Forces of the far right were also involved in the toppling of the Ukrainian government. Is the West being naive about what is transpiring in Kyiv?

The vast majority of people on the Maidan were taking action in favour of democratic values. But we’re not turning a blind eye to the extremists on the margins. That’s why I again stated clearly to Prime Minister Yatsenyuk in Kyiv that we expect the new political leadership in Kyiv to protect the rights and interests of all Ukrainians – regardless of their background, religion or language – and to distance itself from extremists. In any event, the attempt to suppress the Russian language was a mistake that the interim government has fortunately corrected.

Can Ukraine hope to join the European Union?

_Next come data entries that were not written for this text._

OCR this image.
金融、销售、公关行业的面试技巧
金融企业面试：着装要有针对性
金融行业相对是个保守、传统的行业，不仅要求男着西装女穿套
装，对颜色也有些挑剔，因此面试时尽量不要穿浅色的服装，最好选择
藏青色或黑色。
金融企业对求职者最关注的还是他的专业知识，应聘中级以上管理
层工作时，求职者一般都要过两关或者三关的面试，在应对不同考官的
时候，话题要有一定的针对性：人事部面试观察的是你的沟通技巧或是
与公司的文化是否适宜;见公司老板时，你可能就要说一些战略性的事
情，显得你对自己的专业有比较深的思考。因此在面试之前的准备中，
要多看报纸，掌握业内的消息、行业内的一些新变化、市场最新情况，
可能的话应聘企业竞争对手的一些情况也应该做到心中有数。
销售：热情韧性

Ukraine has taken a first step towards Europe by signing the political provisions of the Association Agreement. Now the main priority is to stabilise the country, politically and economically. The European Union has offered extensive financial assistance for this purpose, and this is the issue that we should be concentrating on right now. It would be good if Russia would get involved in these efforts as well.

Interview conducted by Jochen Gaugele and Claudia Kade. Reproduced with the kind permission of Die Welt.